I came to the conclusion that it could be done only if you could take your feelings and place them in front of you and then taking a pace back to give yourself the room to move that a bystander would have and examine them calmly and with complete honesty.

The poet has an obligation to conduct a post mortem on his own corpse and to make public his findings as to any disease he may encounter. There are many ways in which he may do this, but the best and certainly the most convenient, is to try and compress every single incident into the seventeen syllables of a Hokku (haiku).

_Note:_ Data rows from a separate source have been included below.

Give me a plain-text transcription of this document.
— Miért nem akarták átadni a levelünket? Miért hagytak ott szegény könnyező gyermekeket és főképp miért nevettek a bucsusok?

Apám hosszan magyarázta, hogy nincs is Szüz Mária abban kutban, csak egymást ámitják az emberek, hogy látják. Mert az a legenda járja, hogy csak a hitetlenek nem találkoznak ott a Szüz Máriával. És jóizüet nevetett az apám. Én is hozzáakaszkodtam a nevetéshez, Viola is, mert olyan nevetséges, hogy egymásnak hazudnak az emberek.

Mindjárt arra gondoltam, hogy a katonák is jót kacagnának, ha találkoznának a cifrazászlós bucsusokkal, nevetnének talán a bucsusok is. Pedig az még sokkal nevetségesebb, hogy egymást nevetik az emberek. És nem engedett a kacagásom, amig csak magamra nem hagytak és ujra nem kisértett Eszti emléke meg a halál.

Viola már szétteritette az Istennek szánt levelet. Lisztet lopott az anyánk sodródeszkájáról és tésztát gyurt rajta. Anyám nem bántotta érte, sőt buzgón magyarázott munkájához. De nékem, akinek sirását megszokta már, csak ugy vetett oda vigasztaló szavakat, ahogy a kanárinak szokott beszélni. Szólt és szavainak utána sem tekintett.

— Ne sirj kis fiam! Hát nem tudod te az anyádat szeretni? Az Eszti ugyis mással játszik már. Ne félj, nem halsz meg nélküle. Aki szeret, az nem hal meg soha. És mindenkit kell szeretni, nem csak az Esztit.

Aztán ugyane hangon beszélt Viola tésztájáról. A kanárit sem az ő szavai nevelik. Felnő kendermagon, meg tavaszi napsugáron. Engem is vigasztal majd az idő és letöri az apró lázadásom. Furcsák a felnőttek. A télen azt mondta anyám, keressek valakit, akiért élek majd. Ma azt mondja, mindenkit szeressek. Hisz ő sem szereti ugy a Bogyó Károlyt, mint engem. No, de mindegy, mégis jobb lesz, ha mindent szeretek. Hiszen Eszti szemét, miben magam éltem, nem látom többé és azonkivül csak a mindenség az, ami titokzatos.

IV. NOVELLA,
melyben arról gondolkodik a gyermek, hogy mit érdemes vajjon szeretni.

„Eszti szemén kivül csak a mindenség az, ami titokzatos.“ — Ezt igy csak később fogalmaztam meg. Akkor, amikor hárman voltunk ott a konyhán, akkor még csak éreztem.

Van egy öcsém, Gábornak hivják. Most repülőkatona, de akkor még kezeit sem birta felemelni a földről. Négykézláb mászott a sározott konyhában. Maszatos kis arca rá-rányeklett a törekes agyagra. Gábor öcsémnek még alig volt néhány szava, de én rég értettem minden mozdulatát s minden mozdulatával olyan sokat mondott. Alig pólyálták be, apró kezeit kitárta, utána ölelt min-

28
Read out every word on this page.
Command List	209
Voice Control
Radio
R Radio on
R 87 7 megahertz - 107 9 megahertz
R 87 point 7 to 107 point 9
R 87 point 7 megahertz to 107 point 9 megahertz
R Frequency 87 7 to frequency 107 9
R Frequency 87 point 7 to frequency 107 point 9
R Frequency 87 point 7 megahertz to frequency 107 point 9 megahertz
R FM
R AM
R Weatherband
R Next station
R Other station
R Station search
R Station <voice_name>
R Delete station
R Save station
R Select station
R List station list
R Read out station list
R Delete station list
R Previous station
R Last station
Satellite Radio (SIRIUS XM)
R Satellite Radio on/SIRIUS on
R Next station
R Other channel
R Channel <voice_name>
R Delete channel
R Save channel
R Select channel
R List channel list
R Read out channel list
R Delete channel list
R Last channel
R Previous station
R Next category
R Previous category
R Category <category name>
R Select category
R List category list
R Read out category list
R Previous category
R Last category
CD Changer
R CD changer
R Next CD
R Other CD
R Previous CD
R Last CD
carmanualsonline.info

Since this is poetry in its handiest and most simple form, it may be readily composed while you are washing your face, or in the lavatory, or on a tram.

When I say it may be readily composed, I do not mean it in any derogatory sense. On the contrary, I think it a most praiseworthy quality, for it makes it easy for one to become a poet; and to become a poet is one way to achieve supreme enlightenment. No, the simpler it is, the greater its virtue.

Let us assume that you are angry: you write about what it is that has made you lose your temper, and immediately it seems as if it is someone else’s anger that you are considering. Nobody can be angry and write a Hokku (haiku) at the same time.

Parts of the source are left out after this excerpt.